216 # Attention: x in the function is given in slices, so if you change the sampling
217 # frequency you have to change also this function
218 PulseShape.Function.Name:  (1.626*(1-exp(-0.3803*0.5*x))*exp(-0.0649*0.5*x))
219 PulseShape.Function.Npx:   300
220 PulseShape.Function.Xmin:   0
221 PulseShape.Function.Xmax:   300

However, there exists also a second, different single pulse template in JINST 9 (2014) P10012. See both pulses below. img The template pulse from our standard simulation configuration starts instantly at zero. The template from our performance paper starts slowly which conflicts with the single pulse extractor implementation of pass4. The pulse template of our performance paper was not evaluated yet for the single pulse extractor. We recommend to investigate which of those templates is suited best for a future single pulse extractor.
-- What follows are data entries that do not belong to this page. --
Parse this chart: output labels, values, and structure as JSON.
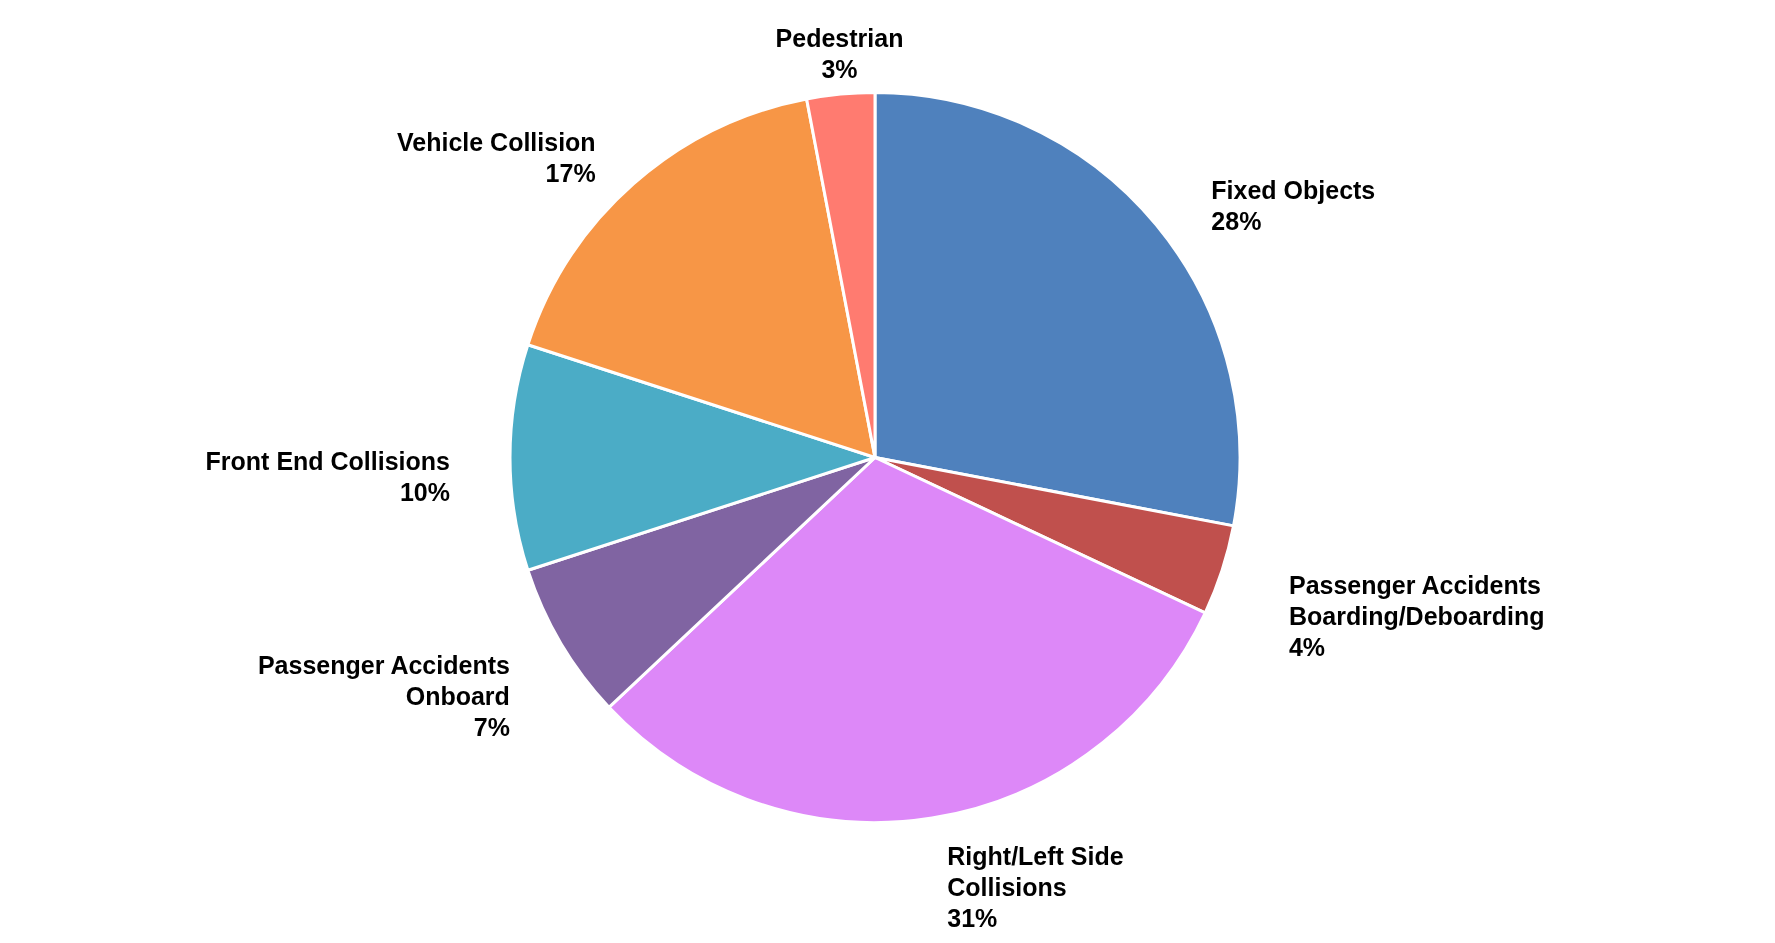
{
  "chart_data": {
    "type": "pie",
    "categories": [
      "Fixed Objects",
      "Passenger Accidents Boarding/Deboarding",
      "Right/Left Side Collisions",
      "Passenger Accidents Onboard",
      "Front End Collisions",
      "Vehicle Collision",
      "Pedestrian"
    ],
    "values": [
      28,
      4,
      31,
      7,
      10,
      17,
      3
    ],
    "value_labels": [
      "28%",
      "4%",
      "31%",
      "7%",
      "10%",
      "17%",
      "3%"
    ],
    "colors": [
      "#4f81bd",
      "#c0504d",
      "#dd88f8",
      "#8064a2",
      "#4bacc6",
      "#f79646",
      "#ff7b70"
    ],
    "legend": false
  }
}
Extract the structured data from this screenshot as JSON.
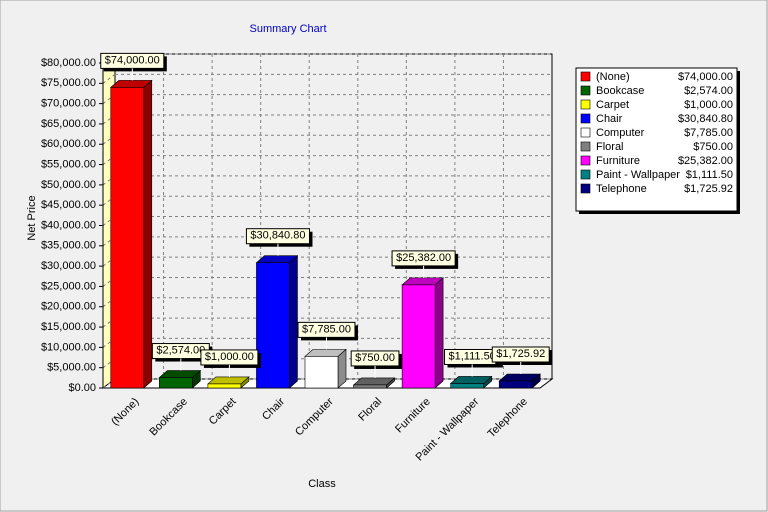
{
  "chart_data": {
    "type": "bar",
    "title": "Summary Chart",
    "x_label": "Class",
    "y_label": "Net Price",
    "categories": [
      "(None)",
      "Bookcase",
      "Carpet",
      "Chair",
      "Computer",
      "Floral",
      "Furniture",
      "Paint - Wallpaper",
      "Telephone"
    ],
    "values": [
      74000,
      2574,
      1000,
      30840.8,
      7785,
      750,
      25382,
      1111.5,
      1725.92
    ],
    "value_labels": [
      "$74,000.00",
      "$2,574.00",
      "$1,000.00",
      "$30,840.80",
      "$7,785.00",
      "$750.00",
      "$25,382.00",
      "$1,111.50",
      "$1,725.92"
    ],
    "colors": [
      "#ff0000",
      "#006400",
      "#ffff00",
      "#0000ff",
      "#ffffff",
      "#808080",
      "#ff00ff",
      "#008080",
      "#000080"
    ],
    "ylim": [
      0,
      80000
    ],
    "yticks": [
      {
        "value": 0,
        "label": "$0.00"
      },
      {
        "value": 5000,
        "label": "$5,000.00"
      },
      {
        "value": 10000,
        "label": "$10,000.00"
      },
      {
        "value": 15000,
        "label": "$15,000.00"
      },
      {
        "value": 20000,
        "label": "$20,000.00"
      },
      {
        "value": 25000,
        "label": "$25,000.00"
      },
      {
        "value": 30000,
        "label": "$30,000.00"
      },
      {
        "value": 35000,
        "label": "$35,000.00"
      },
      {
        "value": 40000,
        "label": "$40,000.00"
      },
      {
        "value": 45000,
        "label": "$45,000.00"
      },
      {
        "value": 50000,
        "label": "$50,000.00"
      },
      {
        "value": 55000,
        "label": "$55,000.00"
      },
      {
        "value": 60000,
        "label": "$60,000.00"
      },
      {
        "value": 65000,
        "label": "$65,000.00"
      },
      {
        "value": 70000,
        "label": "$70,000.00"
      },
      {
        "value": 75000,
        "label": "$75,000.00"
      },
      {
        "value": 80000,
        "label": "$80,000.00"
      }
    ],
    "grid": true,
    "legend": "right"
  }
}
Accelerating DBSCAN air-shower photon classification

This is independent of pass4 but a general future wish. The air-shower photon classification using density clustering in the photon-stream turned out to be highly successful. We currently use the DBSCAN implementation of sklearn. This general implementation works great on our point-cloud photon-stream representation but has become the bottleneck with 50 events/s on a single thread. It might be beneficial to implement a non-general DBSCAN which exploits the previously available knowledge of the FACT image sensor geometry. This might accelerate the creation of the distance matrix between points internally created by DBSCAN. We already started a first investigation.

Accurate event times

This problem is not limited to the photon-stream. In pass4 the events have time stamps based on the unix time of the computer which ran the event builder. This unix time is expected to be based on the Network Time Protocol to reach a good absolute timing. However, in a crosscheck using a GPS clock, we find that the time stamps in our events have a time spread (standard deviation) of about 30ms. In principal we could improve here using the GPS trigger input of FACT. This was already done once for a small sample of Observations. We recommend to process more accurate times for all events in future passes to allow e.g. pulsar studies.